MM Bringing Spartans, Wolverines and even Buckeyes together...

Today I was blessed with the opportunity to connect with JM up at MSU. JM's husband, SM, was diagnosed with MM at the age of 25! They have an amazing story which has provided me with so much strength and encouragement ever since I learned of them through someone on my medical team. JM has been awesome at reaching out to me to get the live updates on how both Cassie and I are doing. So today we met in person for the first time and it was so great. As I was driving back to Ann Arbor I started to think how MM has brought so many people into my life that I hardly know, but that I am so thankful for.

Oddly enough, in my email inbox when I got home there was a message from a friend who had another buddy who was recently diagnosed with MM. This fellow lives down in Columbus, OH of all places and I can honestly say that I know what he is going through right now given that my diagnosis is still fresh in my mind. We may be in different life stages, but the whole uncertainty aspect knows no age, gender, or college football affiliation!

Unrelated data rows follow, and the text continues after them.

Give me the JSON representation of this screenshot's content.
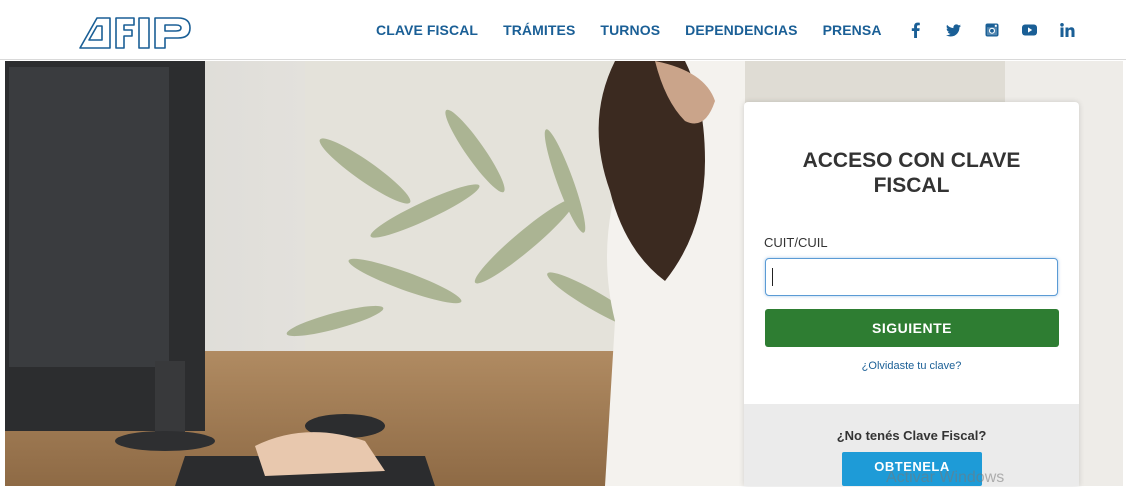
{
  "header": {
    "logo_text": "AFIP",
    "nav": [
      "CLAVE FISCAL",
      "TRÁMITES",
      "TURNOS",
      "DEPENDENCIAS",
      "PRENSA"
    ],
    "social": [
      "facebook-icon",
      "twitter-icon",
      "instagram-icon",
      "youtube-icon",
      "linkedin-icon"
    ],
    "link_color": "#1a5f96"
  },
  "login": {
    "title": "ACCESO CON CLAVE FISCAL",
    "field_label": "CUIT/CUIL",
    "field_value": "",
    "submit_label": "SIGUIENTE",
    "submit_color": "#2e7d32",
    "forgot_label": "¿Olvidaste tu clave?",
    "no_key_text": "¿No tenés Clave Fiscal?",
    "get_label": "OBTENELA",
    "get_color": "#1e9bd7"
  },
  "watermark": "Activar Windows"
}
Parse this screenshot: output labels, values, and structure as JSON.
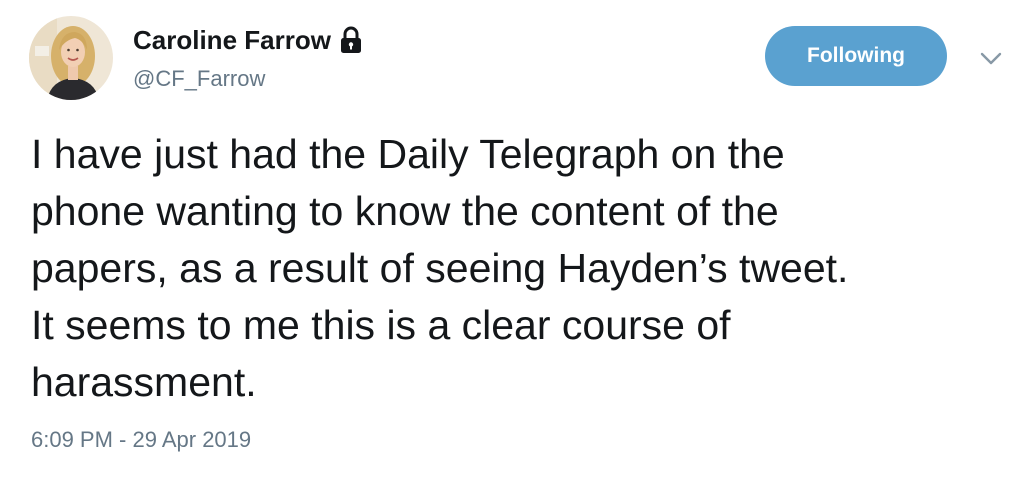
{
  "tweet": {
    "author": {
      "display_name": "Caroline Farrow",
      "handle": "@CF_Farrow",
      "protected_icon": "lock-icon",
      "avatar": "profile-photo"
    },
    "follow_button_label": "Following",
    "menu_icon": "chevron-down-icon",
    "text": "I have just had the Daily Telegraph  on the\nphone wanting to know the content of the\npapers, as a result of seeing Hayden’s tweet.\nIt seems to me this is a clear course of\nharassment.",
    "timestamp": "6:09 PM - 29 Apr 2019"
  },
  "colors": {
    "button_background": "#5aa1d0",
    "primary_text": "#14171a",
    "secondary_text": "#657786"
  }
}
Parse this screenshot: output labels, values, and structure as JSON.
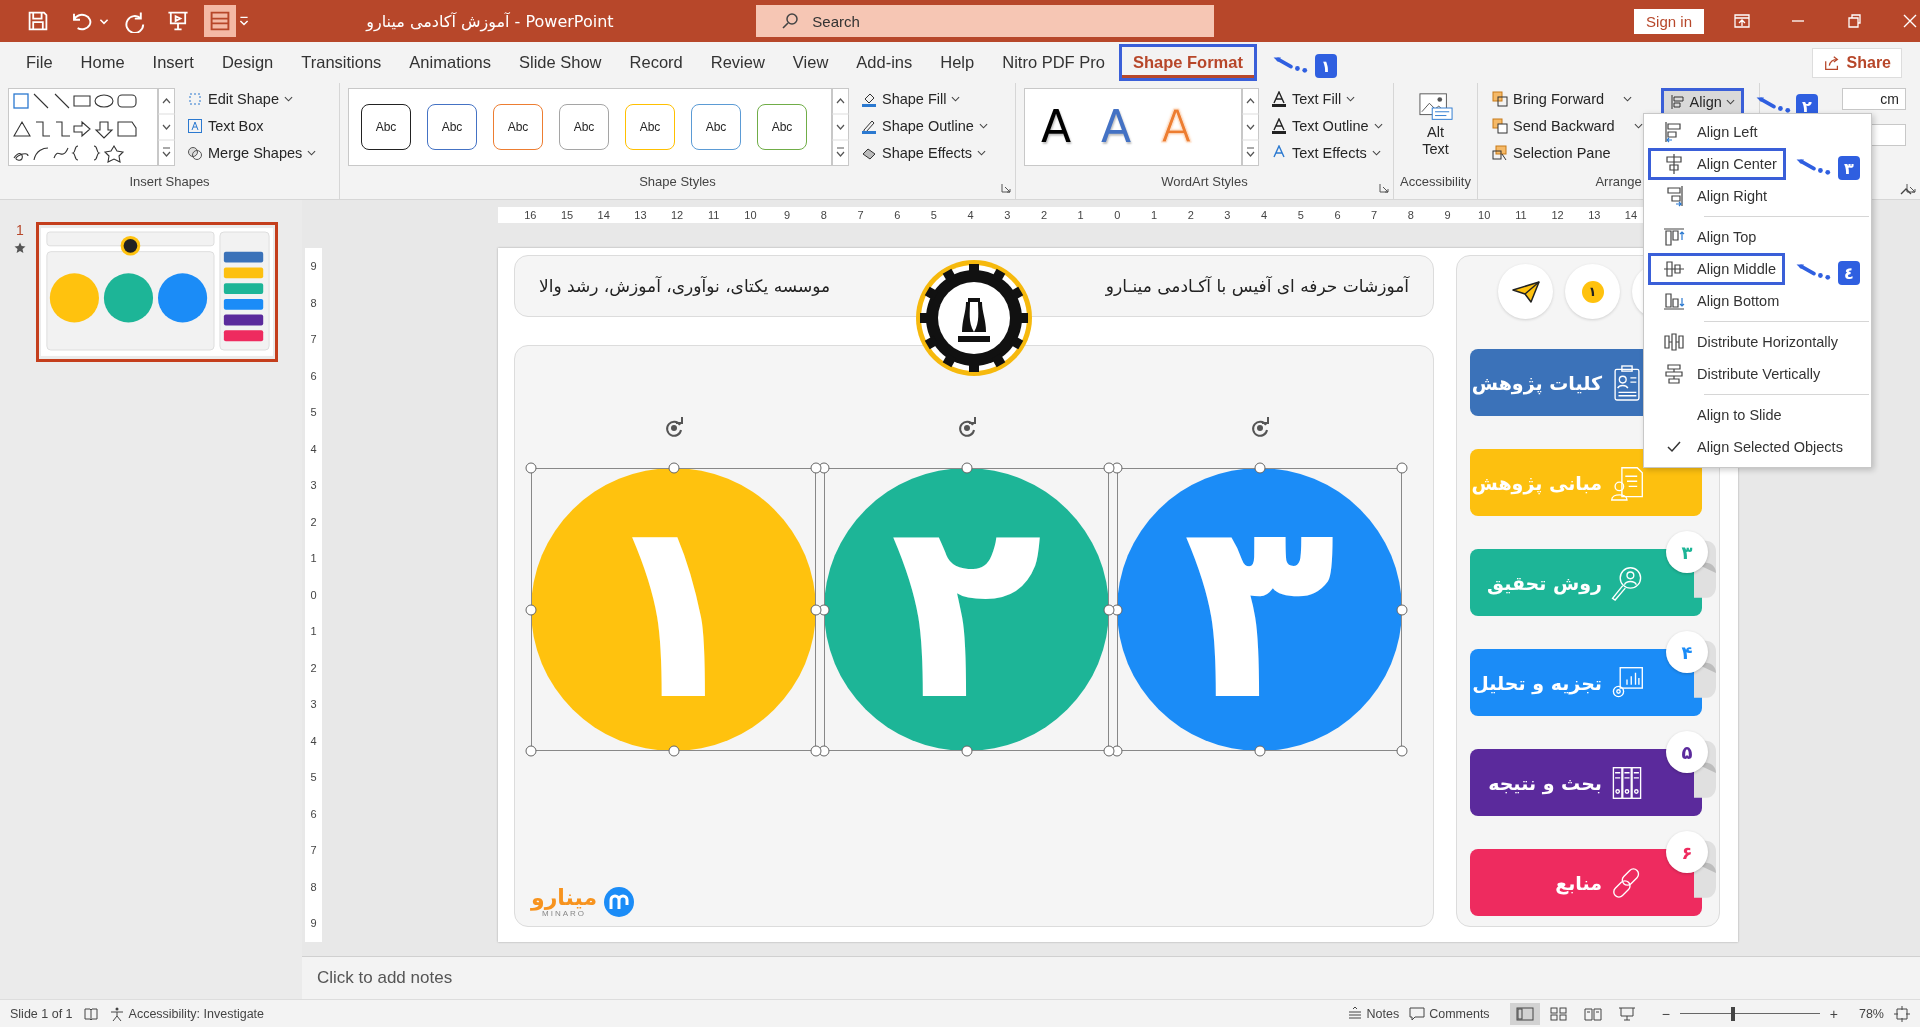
{
  "window": {
    "title": "آموزش آکادمی مینارو  -  PowerPoint",
    "search_placeholder": "Search",
    "sign_in": "Sign in"
  },
  "tabs": [
    {
      "label": "File",
      "selected": false,
      "highlighted": false
    },
    {
      "label": "Home",
      "selected": false,
      "highlighted": false
    },
    {
      "label": "Insert",
      "selected": false,
      "highlighted": false
    },
    {
      "label": "Design",
      "selected": false,
      "highlighted": false
    },
    {
      "label": "Transitions",
      "selected": false,
      "highlighted": false
    },
    {
      "label": "Animations",
      "selected": false,
      "highlighted": false
    },
    {
      "label": "Slide Show",
      "selected": false,
      "highlighted": false
    },
    {
      "label": "Record",
      "selected": false,
      "highlighted": false
    },
    {
      "label": "Review",
      "selected": false,
      "highlighted": false
    },
    {
      "label": "View",
      "selected": false,
      "highlighted": false
    },
    {
      "label": "Add-ins",
      "selected": false,
      "highlighted": false
    },
    {
      "label": "Help",
      "selected": false,
      "highlighted": false
    },
    {
      "label": "Nitro PDF Pro",
      "selected": false,
      "highlighted": false
    },
    {
      "label": "Shape Format",
      "selected": true,
      "highlighted": true,
      "callout": "١"
    }
  ],
  "share": "Share",
  "insert_shapes": {
    "label": "Insert Shapes",
    "commands": [
      "Edit Shape",
      "Text Box",
      "Merge Shapes"
    ]
  },
  "shape_styles": {
    "label": "Shape Styles",
    "swatches": [
      {
        "text": "Abc",
        "color": "#222222"
      },
      {
        "text": "Abc",
        "color": "#4472c4"
      },
      {
        "text": "Abc",
        "color": "#ed7d31"
      },
      {
        "text": "Abc",
        "color": "#a5a5a5"
      },
      {
        "text": "Abc",
        "color": "#ffc000"
      },
      {
        "text": "Abc",
        "color": "#5b9bd5"
      },
      {
        "text": "Abc",
        "color": "#70ad47"
      }
    ],
    "commands": [
      "Shape Fill",
      "Shape Outline",
      "Shape Effects"
    ]
  },
  "wordart_styles": {
    "label": "WordArt Styles",
    "samples": [
      {
        "text": "A",
        "kind": "solid",
        "color": "#000000"
      },
      {
        "text": "A",
        "kind": "solid",
        "color": "#4472c4"
      },
      {
        "text": "A",
        "kind": "outline",
        "color": "#ed7d31"
      }
    ],
    "commands": [
      "Text Fill",
      "Text Outline",
      "Text Effects"
    ]
  },
  "accessibility": {
    "label": "Accessibility",
    "command": "Alt Text"
  },
  "arrange": {
    "label": "Arrange",
    "commands": [
      "Bring Forward",
      "Send Backward",
      "Selection Pane"
    ],
    "align": {
      "label": "Align",
      "highlighted": true,
      "callout": "٢"
    }
  },
  "size": {
    "unit": "cm"
  },
  "align_menu": [
    {
      "label": "Align Left",
      "highlighted": false,
      "checked": false,
      "divider_above": false
    },
    {
      "label": "Align Center",
      "highlighted": true,
      "checked": false,
      "divider_above": false,
      "callout": "٣"
    },
    {
      "label": "Align Right",
      "highlighted": false,
      "checked": false,
      "divider_above": false
    },
    {
      "label": "Align Top",
      "highlighted": false,
      "checked": false,
      "divider_above": true
    },
    {
      "label": "Align Middle",
      "highlighted": true,
      "checked": false,
      "divider_above": false,
      "callout": "٤"
    },
    {
      "label": "Align Bottom",
      "highlighted": false,
      "checked": false,
      "divider_above": false
    },
    {
      "label": "Distribute Horizontally",
      "highlighted": false,
      "checked": false,
      "divider_above": true
    },
    {
      "label": "Distribute Vertically",
      "highlighted": false,
      "checked": false,
      "divider_above": false
    },
    {
      "label": "Align to Slide",
      "highlighted": false,
      "checked": false,
      "divider_above": true
    },
    {
      "label": "Align Selected Objects",
      "highlighted": false,
      "checked": true,
      "divider_above": false
    }
  ],
  "slides_pane": [
    {
      "number": "1",
      "selected": true,
      "animated": true
    }
  ],
  "ruler": {
    "horizontal": [
      "16",
      "15",
      "14",
      "13",
      "12",
      "11",
      "10",
      "9",
      "8",
      "7",
      "6",
      "5",
      "4",
      "3",
      "2",
      "1",
      "0",
      "1",
      "2",
      "3",
      "4",
      "5",
      "6",
      "7",
      "8",
      "9",
      "10",
      "11",
      "12",
      "13",
      "14"
    ],
    "vertical": [
      "9",
      "8",
      "7",
      "6",
      "5",
      "4",
      "3",
      "2",
      "1",
      "0",
      "1",
      "2",
      "3",
      "4",
      "5",
      "6",
      "7",
      "8",
      "9"
    ]
  },
  "slide": {
    "header": {
      "title": "آموزشات حرفه ای آفیس با آکـادمی مینـارو",
      "motto": "موسسه یکتای، نوآوری، آموزش، رشد والا"
    },
    "shapes": [
      {
        "digit": "۳",
        "color": "#1b8cf7",
        "selected": true
      },
      {
        "digit": "۲",
        "color": "#1db597",
        "selected": true
      },
      {
        "digit": "۱",
        "color": "#ffc20e",
        "selected": true
      }
    ],
    "brand": {
      "wordmark": "مینارو",
      "tagline": "MINARO"
    },
    "top_buttons": [
      {
        "kind": "send"
      },
      {
        "kind": "number",
        "text": "۱"
      },
      {
        "kind": "blank"
      }
    ],
    "menu": [
      {
        "label": "کلیات پژوهش",
        "color": "#3b72b9"
      },
      {
        "label": "مبانی پژوهش",
        "color": "#fdc00f"
      },
      {
        "label": "روش تحقیق",
        "color": "#1db597",
        "badge": "۳"
      },
      {
        "label": "تجزیه و تحلیل",
        "color": "#1b8cf7",
        "badge": "۴"
      },
      {
        "label": "بحث و نتیجه",
        "color": "#5b2a9c",
        "badge": "۵"
      },
      {
        "label": "منابع",
        "color": "#ee2b5f",
        "badge": "۶"
      }
    ]
  },
  "notes_placeholder": "Click to add notes",
  "status_bar": {
    "slide": "Slide 1 of 1",
    "accessibility": "Accessibility: Investigate",
    "notes": "Notes",
    "comments": "Comments",
    "views": [
      {
        "selected": true
      },
      {
        "selected": false
      },
      {
        "selected": false
      },
      {
        "selected": false
      }
    ],
    "zoom": {
      "minus": "−",
      "plus": "+",
      "level": 0.38,
      "reading": "78%"
    }
  }
}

I think one thing cancer patients and their families do best is help absorb each other's worries and provide hope that is very hard and probably awkward for those who haven't been touched by cancer to offer up. So the web of relationships caused by my MM diagnosis continues to expand, and for this I am saddened, but also thankful. Thankful, because I know that with each diagnosis there will be more pain and anxiety, but with that there will be a greater measure of hope to be expressed and shared by all.

We will kick this thing...together.

-CancerKicker #34

Who signs up for a 10k before cancer treatment...?!?!

...I do. I feel like I have been sitting back and not taking on the disease beyond eating a good diet thanks to a wonderful bride who puts up with my complaining. I am by far in the worst shape of my life since quitting athletics a few years back. 

So I signed up for a 10k just so I could kick things into high gear right before we start treatment in October. I am running almost every day now and I can hardly finish a 5k. If I could run 8 minute miles for 6.2 miles I will feel like I have pushed my body to the max before the chemicals start to sink in. 

Today was my first day running the course....well half of it. There's a 5k and 10k run that both finish in the Big House. The 10k is actually just the 5k course times two. 

If any of you folks who mysteriously follow our blog and are to wimpy to let us know want to run with me, I am game.  Or if you just want to give us a shout out to let us know you are watching...that would mean a lot too.